Он постоял так целую минуту, весь закаменевший и только глазами своими, колоколами своими набат бьет: из стороны в сторону глаза у него, колокола, ходят, с мальчика на мальчика, с предмета на предмет, сползают на сцену по обкрóмскам краснобархотного занавеса да по сцене бьют из кулисы в кулису; и ни на что эти глаза, колокола эти не могут посмотреть вдруг и сразу, все им надо, глазам его, колоколам его пораскачаться сначала, пораззвониться.

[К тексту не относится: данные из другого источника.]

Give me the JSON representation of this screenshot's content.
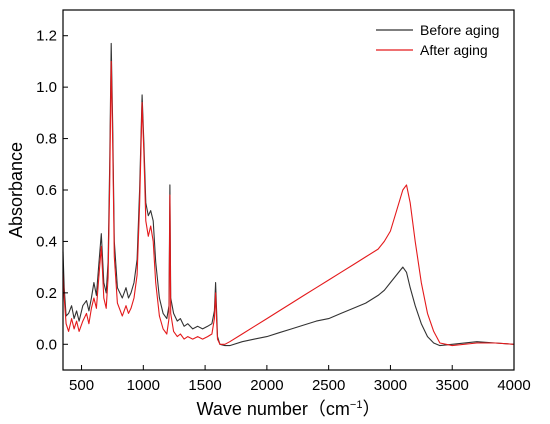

И вдруг стихло – его взгляд остановился и остановился он опять на мне, остановился и засверлил, натурально как сверлом засверлил.
Капеллан ступил внутрь через порог, поставил аллюминевый тазик на косенькую табуреточку, подошел и встал ко мне вплотную, задрал одну только бровь да как тыкнет мне пальцем прямо под мое недопроглоченное яблоко, под шею, туда, где две косточки срастаются и получается ямочка:
– Где галстук? – спросил он, а бровью еще сильней.
– Какой галстук? – не понял я.
– Он еще не вступал, – услышал я спиной тоненький голос того рыженького шкетёнка, Фенька.
– Отставить не вступал! – рявкнул капеллан и на лицо мне посыпались его слюни.
Я подумал, что это, наверное, некультурно будет стереть рукавом его слюни прямо сейчас, прямо перед ним, поэтому и стою обплеванный, ничего не понимаю и на всякий случай молчу.
– Ну что, оглашенный? – поинтересовался капеллан. – Вступать будем?
Я ничего не понял, ни про оглашенного, ни про вступать.
– Какой? – спросил я. – Куда вступать?
Первый вопрос капеллан проигнорировал.
– В ряды! – снова рявкнул капеллан и снова целая россыпь его слюней мне на лицо.
– Можно, – согласился я просто для того, чтоб не уточнять насчет «рядов» и не получить новую порцию его слюней.
А капеллан на это мое «можно» как надует грудь, я подумал что он меня теперь уж точно всего обплюет, а он развернулся на каблуках и заорал на мальчиков:
– Строй-ся!
Мальчики тут же зашевелились, забегали. Кажется всё сумятица какая-то и куча-мала, но не прошло и минуты, а мальчики выстроились в ровный треугольник носом на капеллана – значит выучено это у них так: всего лишь пару раз кто-то налетел на кого-то и разок кто-то с кем-то звонко стукнулся лбами.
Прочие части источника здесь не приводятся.